In the Palestinian people's long struggle to have their rights to a state of their own recognized, they finally achieved a tiny victory this week. The United Nations' education, science and culture organization known as UNESCO decided to accept Palestine as a full member even though the geographical boundaries of such a state do not exist.  This means that Palestine, rather than its occupying power Israel, will have the right to nominate World Heritage Sites in its own territory, such as the Church of the Nativity in Bethlehem, and this helps to achieve at least a few of Palestine's long-denied rights as a state.

It is likely that other United Nations organizations such as the World Intellectual Property Organization (WIPO) and the World Health Organization (WHO) will follow suit.  Inch by painful inch, Palestine may finally be crawling toward a kind of recognition and legitimacy as a world state.

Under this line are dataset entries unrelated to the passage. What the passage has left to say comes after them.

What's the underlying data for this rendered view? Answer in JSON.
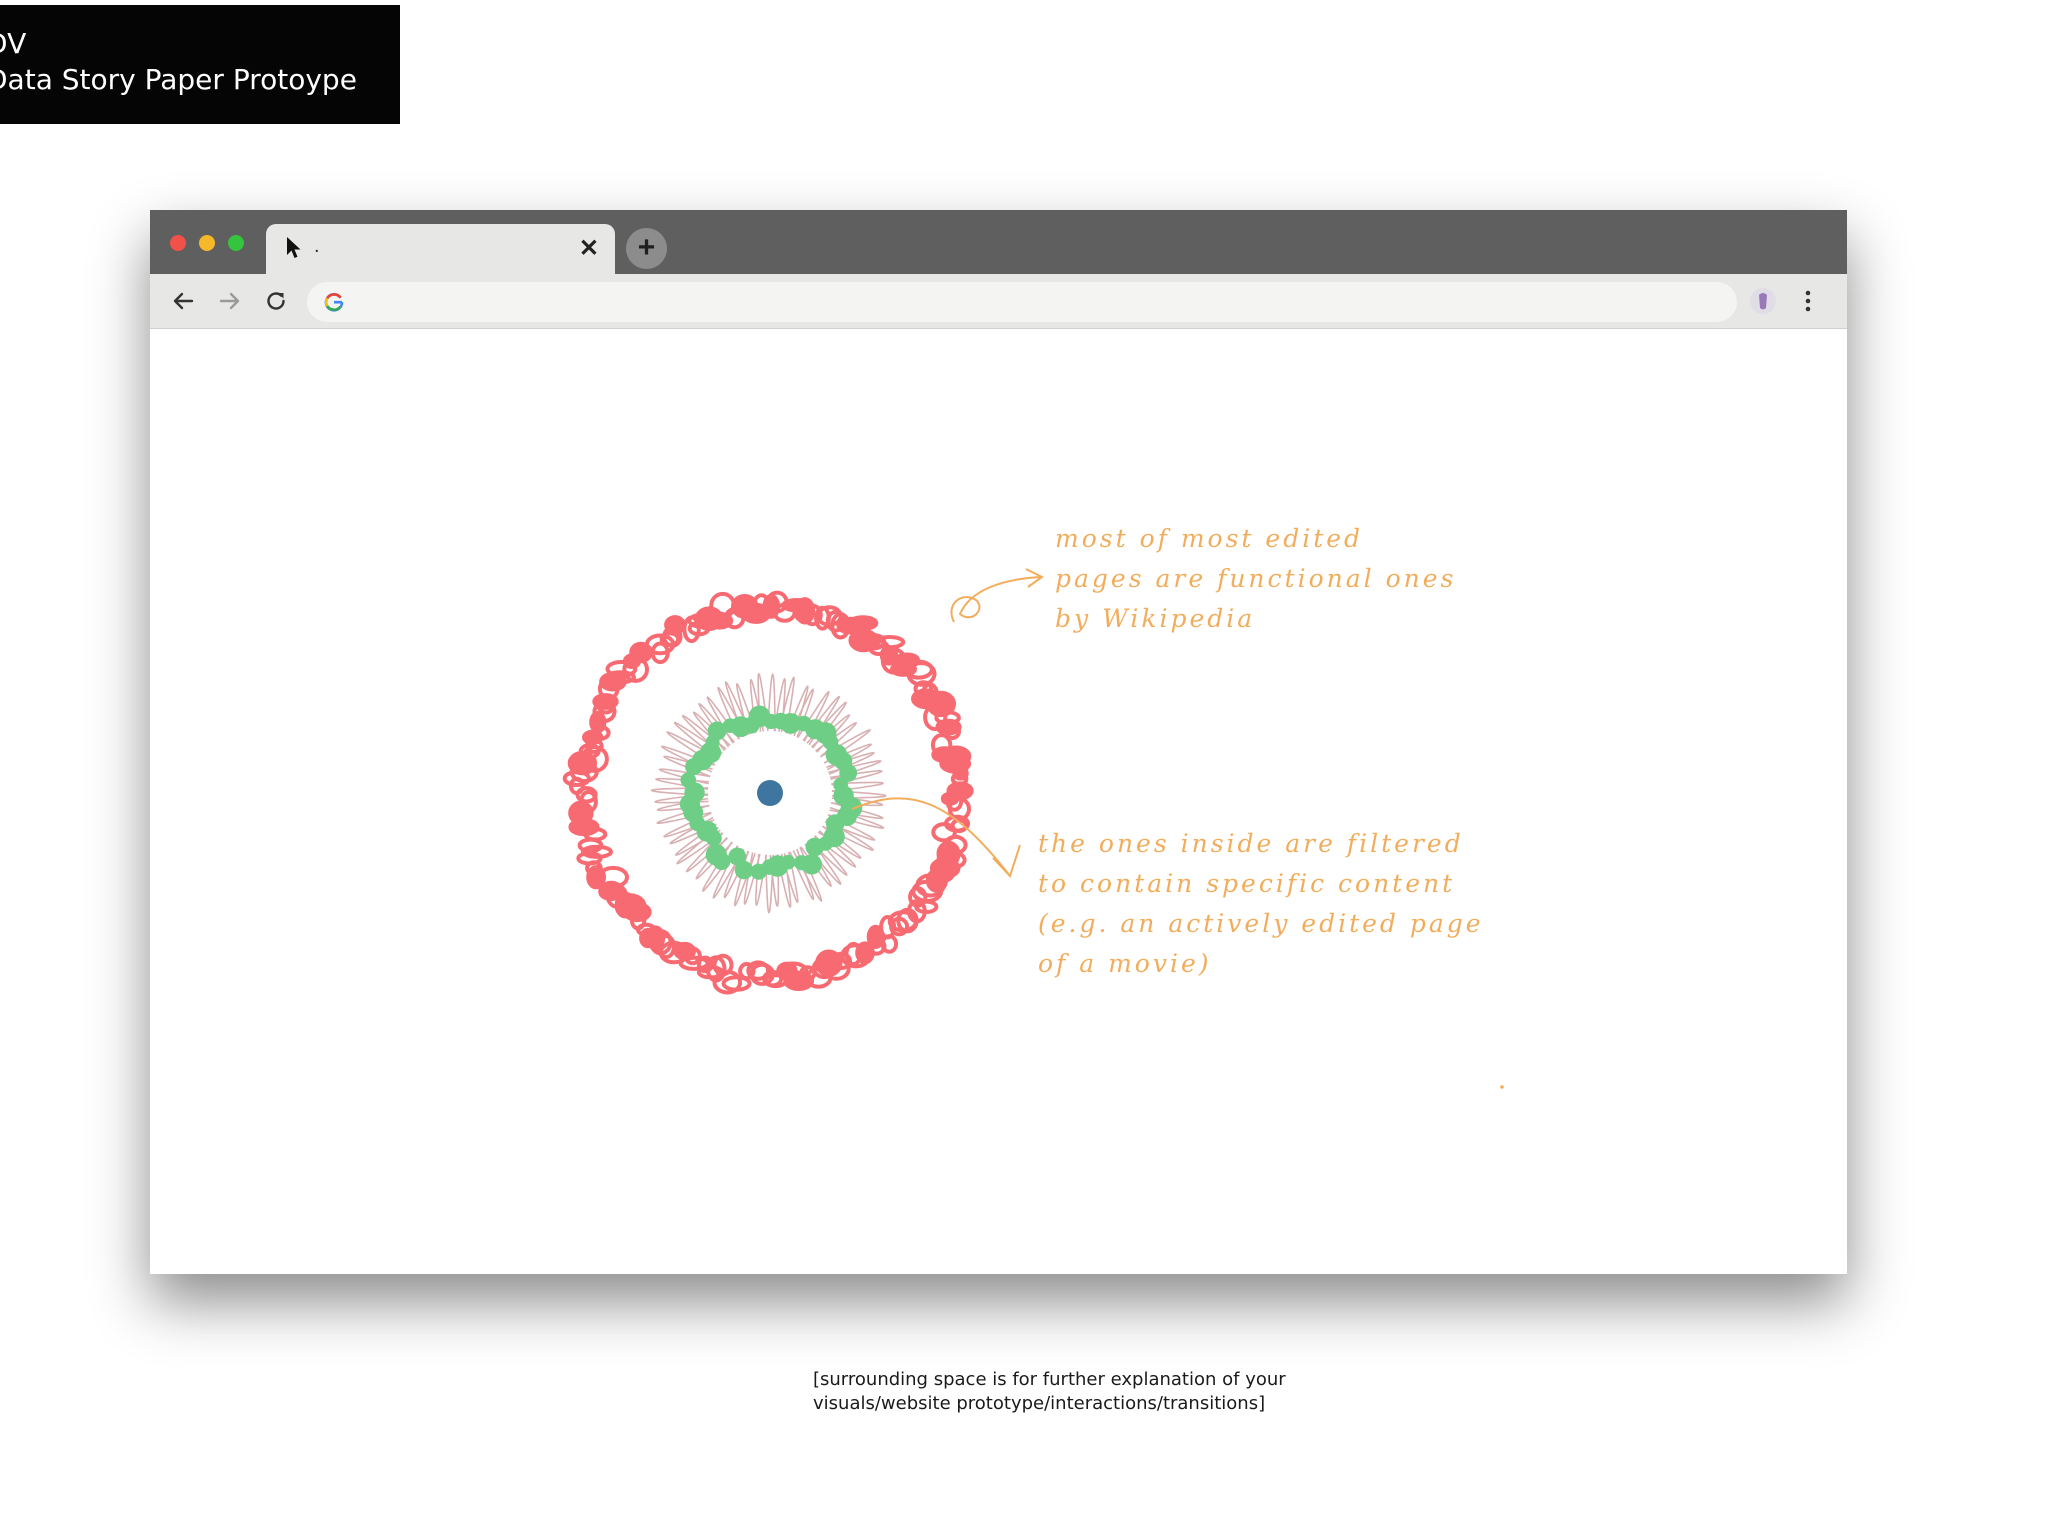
{
  "header": {
    "line1": "DV",
    "line2": "Data Story Paper Protoype"
  },
  "browser": {
    "tab": {
      "title": ".",
      "close_icon": "close-icon"
    },
    "new_tab_icon": "plus-icon",
    "nav": {
      "back_icon": "arrow-left-icon",
      "forward_icon": "arrow-right-icon",
      "reload_icon": "reload-icon",
      "omnibox_icon": "google-icon",
      "profile_icon": "profile-icon",
      "menu_icon": "kebab-menu-icon"
    },
    "window_controls": {
      "close": "#f2514a",
      "minimize": "#f6b828",
      "maximize": "#34c43d"
    }
  },
  "sketch": {
    "outer_ring_color": "#f86a72",
    "spoke_color": "#d8b0b2",
    "inner_ring_color": "#6fce86",
    "center_color": "#3f76a0",
    "annotation_color": "#f2ad5c",
    "annotation1": {
      "lines": [
        "most of most edited",
        "pages are functional ones",
        "by Wikipedia"
      ]
    },
    "annotation2": {
      "lines": [
        "the ones inside are filtered",
        "to contain specific content",
        "(e.g. an actively edited page",
        "of a movie)"
      ]
    }
  },
  "caption": {
    "line1": "[surrounding space is for further explanation of your",
    "line2": "visuals/website prototype/interactions/transitions]"
  }
}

And what has been the response to all of this in this country?  Our government gives lip service to the rights of Palestinians, after all, and to the "two-state solution" to the Palestinian/Israeli conflict, so one might think that we would respond positively to UNESCO's action.  One would be wrong.

The U.S. Congress, which regularly ties itself into knots to show its undying devotion to Israel, announced that it would withhold this year's UNESCO dues because of their admitting Palestine to membership.  The State Department put out a statement that the action by UNESCO was "regrettable, premature and undermines our shared goal of accomplishing a comprehensive, just and lasting peace in the Middle East.  The United States remains steadfast in its support for the establishment of an independent and sovereign Palestinian state.  But such a state can only be realized through direct negotiations between the Israelis and the Palestinians."  Since the hard-line right-wingers whom the Israelis keep electing to head their government REFUSE to engage in any serious negotiations, our government's position would virtually ensure that there would NEVER be a Palestinian state.  The "peace process" which the United States has urged upon the parties has gone on now for some twenty years with essentially net zero progress.  Little wonder that the Palestinians have lost patience with it.  

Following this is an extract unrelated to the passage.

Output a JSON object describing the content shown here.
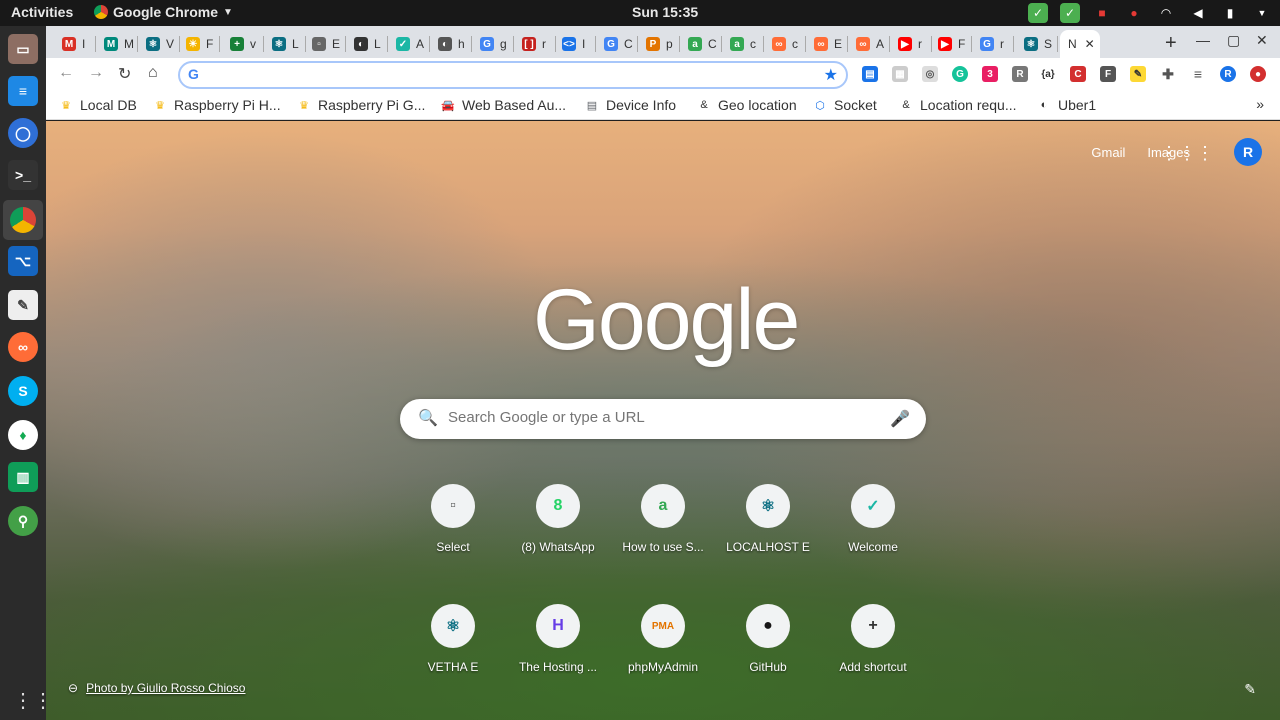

All over the Middle East, the Arab Spring movement has empowered civil societies and has mobilized public opinion in favor of a new approach to try to win freedom and political autonomy.  That new approach is based on international law and human rights and non-violent civic action and it has been very successful in many places in that region.  If the Palestinians can start such an action within the state of Israel, they will have the rest of the world - except for the United States - on their side.

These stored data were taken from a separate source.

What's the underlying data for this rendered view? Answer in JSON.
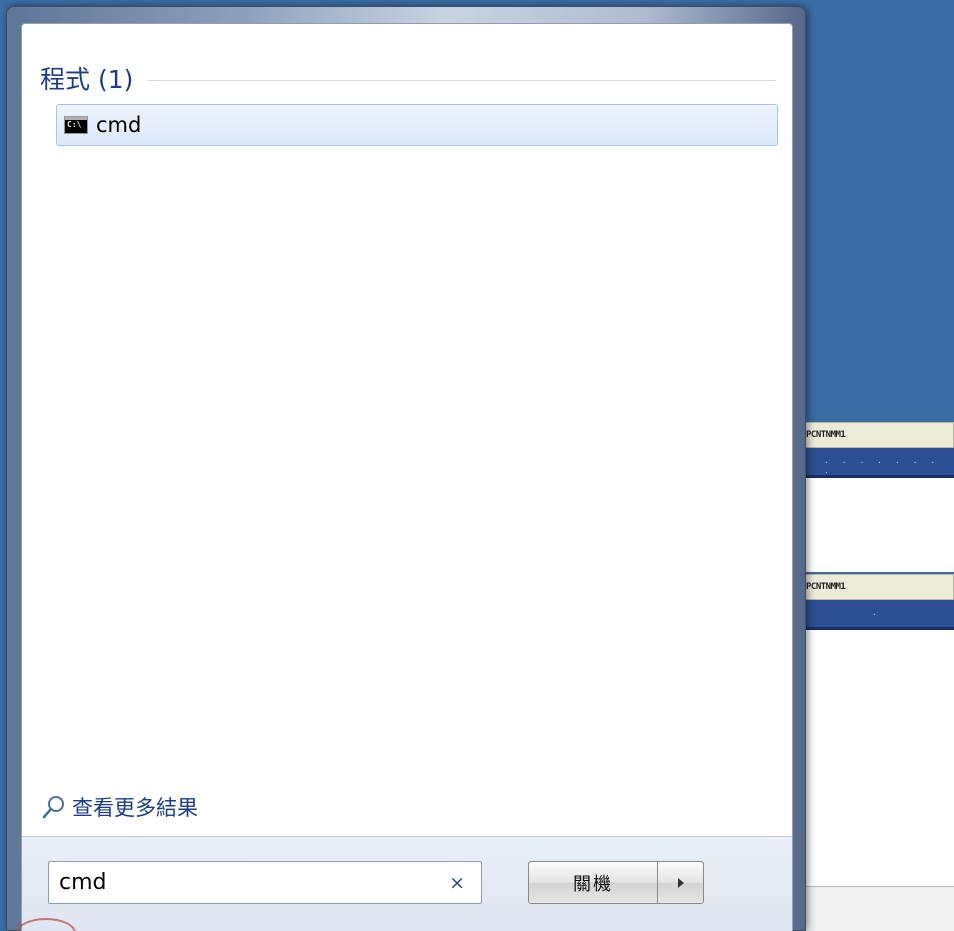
{
  "background": {
    "panel_a": {
      "title": "PCNTNMM1",
      "status_dots": ". . . . . . . ."
    },
    "panel_b": {
      "title": "PCNTNMM1",
      "status_dots": "."
    }
  },
  "start_menu": {
    "group_title": "程式 (1)",
    "results": [
      {
        "label": "cmd",
        "icon": "cmd-console-icon"
      }
    ],
    "more_results_label": "查看更多結果",
    "search": {
      "value": "cmd",
      "clear_label": "×"
    },
    "shutdown": {
      "label": "關機",
      "arrow_icon": "triangle-right-icon"
    }
  },
  "colors": {
    "desktop": "#3a6ea5",
    "group_title": "#1e3d87",
    "result_highlight": "#dbe8f8"
  }
}
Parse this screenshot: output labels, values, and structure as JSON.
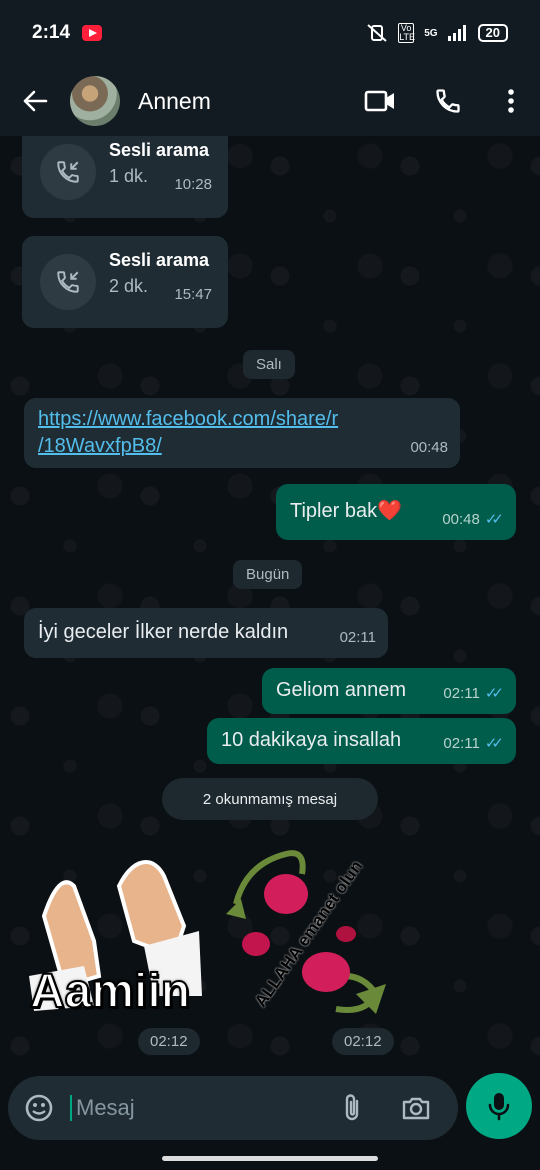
{
  "status": {
    "time": "2:14",
    "network": "5G",
    "lte": "Vo LTE",
    "battery": "20"
  },
  "header": {
    "contact_name": "Annem"
  },
  "calls": [
    {
      "title": "Sesli arama",
      "duration": "1 dk.",
      "time": "10:28"
    },
    {
      "title": "Sesli arama",
      "duration": "2 dk.",
      "time": "15:47"
    }
  ],
  "dates": {
    "tuesday": "Salı",
    "today": "Bugün"
  },
  "messages": {
    "link": {
      "text_line1": "https://www.facebook.com/share/r",
      "text_line2": "/18WavxfpB8/",
      "time": "00:48"
    },
    "tipler": {
      "text": "Tipler bak",
      "emoji": "❤️",
      "time": "00:48"
    },
    "iyi": {
      "text": "İyi geceler İlker nerde kaldın",
      "time": "02:11"
    },
    "geliom": {
      "text": "Geliom annem",
      "time": "02:11"
    },
    "dakika": {
      "text": "10 dakikaya insallah",
      "time": "02:11"
    }
  },
  "unread": "2 okunmamış mesaj",
  "stickers": [
    {
      "caption": "Aamiin",
      "time": "02:12"
    },
    {
      "caption": "ALLAHA emanet olun",
      "time": "02:12"
    }
  ],
  "composer": {
    "placeholder": "Mesaj"
  }
}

Unfortunately, our government remains in thrall to Israel and we will not break free until we recognize that Israel's self-interest and our own self-interest are not the same thing.  We need to sever that bond and learn to support Israel only when it is in our interest to do so, just as we would any other state in the world.  We should also recognize that we need the United Nations organizations, including UNESCO, and that there is no reason that such agencies should not welcome Palestine as a partner.  Certainly, our support of the agencies should not depend upon who they accept as members.  We work in a body that recognizes China, Iran, Venezuela, Cuba and many other countries with whom we don't necessarily agree on everything.  And that is exactly the way it should be.  Picking up our toys and running home every time things don't go to please us is just childish and is not the way a great nation should behave.